A questo posto impressionante esistono tre vie principali di accesso. Probabilmente la più favorevole è entrando per Mata Grande, per la strada di San José de Las Matas, nella provincia di Santiago, accampandosi in una zona di bassa montagna, riccamente alberata, ad alta percentuale di precipitazioni pluviali, temperatura fresca e ricca biodiversità, distante solo 5 o 6 km dalla borgata di Mata Grande.

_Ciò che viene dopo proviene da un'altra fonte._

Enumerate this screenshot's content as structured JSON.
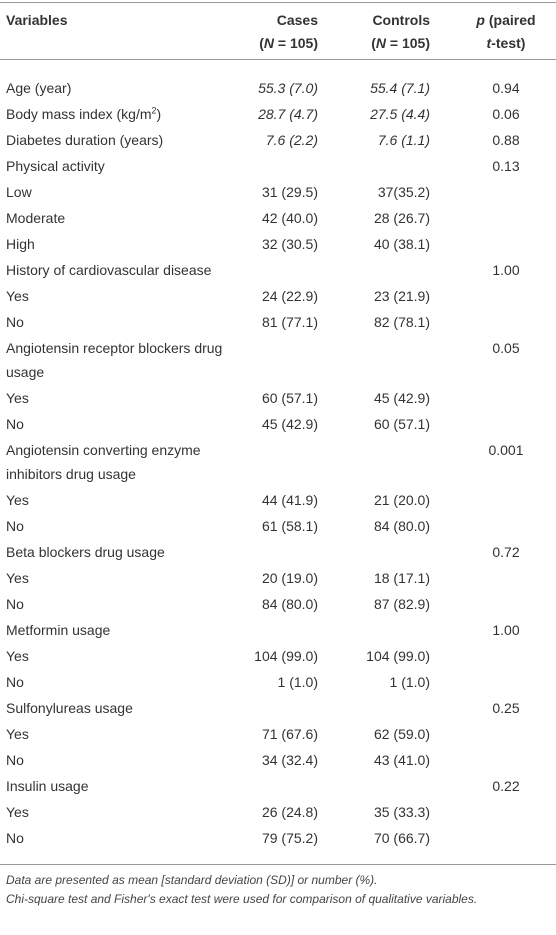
{
  "header": {
    "variables": "Variables",
    "cases": [
      "Cases",
      "(",
      "N",
      " = 105)"
    ],
    "controls": [
      "Controls",
      "(",
      "N",
      " = 105)"
    ],
    "p": [
      "p",
      " (paired",
      "t",
      "-test)"
    ]
  },
  "rows": [
    {
      "label": "Age (year)",
      "cases": "55.3 (7.0)",
      "controls": "55.4 (7.1)",
      "p": "0.94",
      "italic": true
    },
    {
      "label": [
        "Body mass index (kg/m",
        "2",
        ")"
      ],
      "cases": "28.7 (4.7)",
      "controls": "27.5 (4.4)",
      "p": "0.06",
      "italic": true
    },
    {
      "label": "Diabetes duration (years)",
      "cases": "7.6 (2.2)",
      "controls": "7.6 (1.1)",
      "p": "0.88",
      "italic": true
    },
    {
      "label": "Physical activity",
      "p": "0.13"
    },
    {
      "label": "Low",
      "cases": "31 (29.5)",
      "controls": "37(35.2)"
    },
    {
      "label": "Moderate",
      "cases": "42 (40.0)",
      "controls": "28 (26.7)"
    },
    {
      "label": "High",
      "cases": "32 (30.5)",
      "controls": "40 (38.1)"
    },
    {
      "label": "History of cardiovascular disease",
      "p": "1.00"
    },
    {
      "label": "Yes",
      "cases": "24 (22.9)",
      "controls": "23 (21.9)"
    },
    {
      "label": "No",
      "cases": "81 (77.1)",
      "controls": "82 (78.1)"
    },
    {
      "label": "Angiotensin receptor blockers drug usage",
      "p": "0.05"
    },
    {
      "label": "Yes",
      "cases": "60 (57.1)",
      "controls": "45 (42.9)"
    },
    {
      "label": "No",
      "cases": "45 (42.9)",
      "controls": "60 (57.1)"
    },
    {
      "label": "Angiotensin converting enzyme inhibitors drug usage",
      "p": "0.001"
    },
    {
      "label": "Yes",
      "cases": "44 (41.9)",
      "controls": "21 (20.0)"
    },
    {
      "label": "No",
      "cases": "61 (58.1)",
      "controls": "84 (80.0)"
    },
    {
      "label": "Beta blockers drug usage",
      "p": "0.72"
    },
    {
      "label": "Yes",
      "cases": "20 (19.0)",
      "controls": "18 (17.1)"
    },
    {
      "label": "No",
      "cases": "84 (80.0)",
      "controls": "87 (82.9)"
    },
    {
      "label": "Metformin usage",
      "p": "1.00"
    },
    {
      "label": "Yes",
      "cases": "104 (99.0)",
      "controls": "104 (99.0)"
    },
    {
      "label": "No",
      "cases": "1 (1.0)",
      "controls": "1 (1.0)"
    },
    {
      "label": "Sulfonylureas usage",
      "p": "0.25"
    },
    {
      "label": "Yes",
      "cases": "71 (67.6)",
      "controls": "62 (59.0)"
    },
    {
      "label": "No",
      "cases": "34 (32.4)",
      "controls": "43 (41.0)"
    },
    {
      "label": "Insulin usage",
      "p": "0.22"
    },
    {
      "label": "Yes",
      "cases": "26 (24.8)",
      "controls": "35 (33.3)"
    },
    {
      "label": "No",
      "cases": "79 (75.2)",
      "controls": "70 (66.7)"
    }
  ],
  "notes": [
    "Data are presented as mean [standard deviation (SD)] or number (%).",
    "Chi-square test and Fisher's exact test were used for comparison of qualitative variables."
  ]
}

Il giorno seguente, allo spuntare del sole, dopo una buona colazione, zaino sulle spalle, si parte verso Las Guàcharas. Addentrandosi nella cordigliera, piena di piante, la maggioranza endemiche, dove abbondano pini, bejucales, boschi frondosi, prati d’erba e arbusti, si salgono e scendono varie colline. Ci si accampa dopo 20 km al margine del fiume La Guacara, in un rifugio costruito per guardie forestali ed escursionisti. Non mancano un falò, alcuni spiedini arrosto, barzellette e canzoni, indipendentemente dalla stanchezza accumulata camminando dalle sette del mattino fino alle 4 del pomeriggio. E’ un posto vicino a un fiume, umido e fresco, dove il sole arriva solo poche ore al giorno a causa delle montagne e di una ricca vegetazione che impedisce ai suoi raggi di entrare.

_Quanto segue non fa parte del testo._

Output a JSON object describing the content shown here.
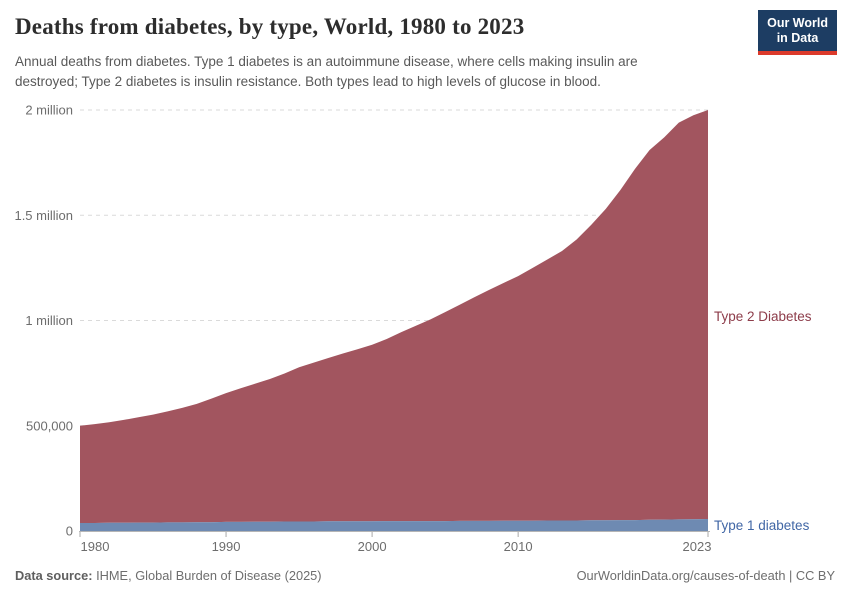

Il giorno seguente, di buon mattino, ci dirigiamo verso la Valle del Bao, altipiano sulla riva del fiume che porta il suo nome e vicino alla montagna La Paloma, famosa per la sua altezza, le sue cascate d’acqua e i suoi alberi frondosi. Dopo aver camminato per circa 15 Km, salendo e scendendo, si arriva in una valle coperta da graminacee giallognole, circondata in lontananza da grandi e oscure montagne, in un ambiente molto fresco, umido e frequentemente invaso da nebbiolina. Dopo un buon bagno nelle pozze e nelle correnti del fiume Bao, dove l’acqua arriva ad una temperatura di quattro gradi sotto zero, ci riuniamo nel rifugio, vicino al tiepido fuoco. È frequente riposarsi un giorno nella valle del Bao, per cominciare presto, rimessi in forze, la cruciale salita verso il Pico per la La Pelona. Cammino difficile, costa impervia e poca acqua nel tragitto, questa traversata è la prova cruciale per gli escursionisti, con l’aggravante che è necessario arrivare al Pico prima delle due del pomeriggio perché a quell’ora la nebbia è spessa e impedisce la visibilità.

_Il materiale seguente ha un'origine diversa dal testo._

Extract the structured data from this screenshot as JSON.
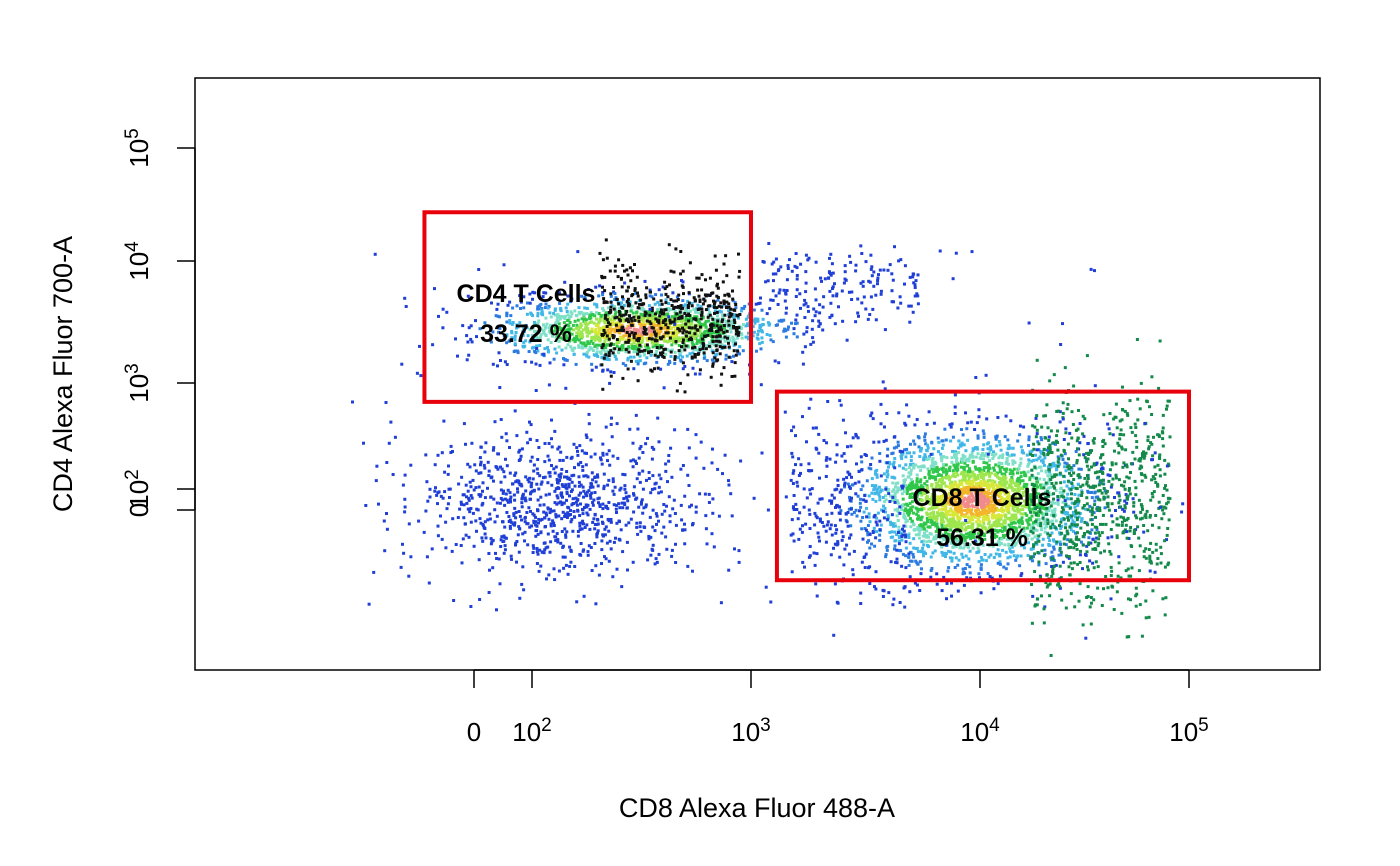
{
  "chart_data": {
    "type": "scatter",
    "title": "",
    "xlabel": "CD8 Alexa Fluor 488-A",
    "ylabel": "CD4 Alexa Fluor 700-A",
    "x_scale": "biexponential",
    "y_scale": "biexponential",
    "x_ticks": [
      {
        "value": 0,
        "label": "0"
      },
      {
        "value": 100,
        "label": "10^2"
      },
      {
        "value": 1000,
        "label": "10^3"
      },
      {
        "value": 10000,
        "label": "10^4"
      },
      {
        "value": 100000,
        "label": "10^5"
      }
    ],
    "y_ticks": [
      {
        "value": 0,
        "label": "0"
      },
      {
        "value": 100,
        "label": "10^2"
      },
      {
        "value": 1000,
        "label": "10^3"
      },
      {
        "value": 10000,
        "label": "10^4"
      },
      {
        "value": 100000,
        "label": "10^5"
      }
    ],
    "grid": false,
    "gates": [
      {
        "name": "CD4 T Cells",
        "percent_label": "33.72 %",
        "x_range": [
          -150,
          1000
        ],
        "y_range": [
          700,
          27000
        ],
        "color": "#e8000b"
      },
      {
        "name": "CD8 T Cells",
        "percent_label": "56.31 %",
        "x_range": [
          1300,
          100000
        ],
        "y_range": [
          -500,
          850
        ],
        "color": "#e8000b"
      }
    ],
    "populations": [
      {
        "x_center": 700,
        "y_center": 2700,
        "share": 0.3372
      },
      {
        "x_center": 9500,
        "y_center": 40,
        "share": 0.5631
      },
      {
        "x_center": 150,
        "y_center": 30,
        "share": 0.1
      }
    ]
  }
}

La montagna La Pelona, che è alta più di 3.000 metri, quasi come il Pico Duarte, è molto secca, sempre soffia un vento forte, l’altezza è tale che gli scalatori cominciano a soffrire l’effetto della bassa concentrazione d’ossigeno (e dello sforzo fisico) che, con frequenza, affligge le persone non debitamente preparate e allenate, obbligandole a usare un mulo per completare la traversata. Tra la montagna citata e il Pico Duarte si trova l’incantevole Valle de Lilis, alcuni km d’estensione, coperta d’erba e di piccoli pini. La salita al Pico è possibile solo per questa via. Avviene in meno di un’ora per un sentiero tortuoso, coperto di sassi, dove spira una brezza soave e fresca, a volte fredda. Là in cima al Pico, tra grandi massi, dominando il panorama, si erge l’effige in bronzo di Juan Pablo Duarte, vicino sventola la bandiera tricolore dominicana, al suo lato una croce. Dopo le foto di rigore, s’inizia la discesa verso la Compartición dove ci si accampa in un luogo fresco, generalmente piovoso, vicino ad un ruscello. Dopo il riposo di una notte nel rifugio della Compartición, si segue la strada passando per Agüita Fria, dove nascono i due fiumi Yaque del Nord e del Sud. Saliamo per poi ridiscendere la montagna La Rusilla, poi si passa per La Laguna, percorrendo la discesa de la Cotorra (zona di strana e varia vegetazione) fino ad arrivare a Los Tablones, al bordo del fiume. Questo ruscello ha una esuberante vegetazione dove, tra diversa flora tropicale di bassa montagna, fresca e umida, predomina il bambù.
L’odissea nella Ciénaga de Manabao termina poche ore dopo nell’albergo vicino allo Yaque, vicino al paese. Con il corpo distrutto, però con la mente e lo spirito irrobustiti, finisce la visita ad uno dei luoghi più incantevoli ed mpressionanti delle Antille.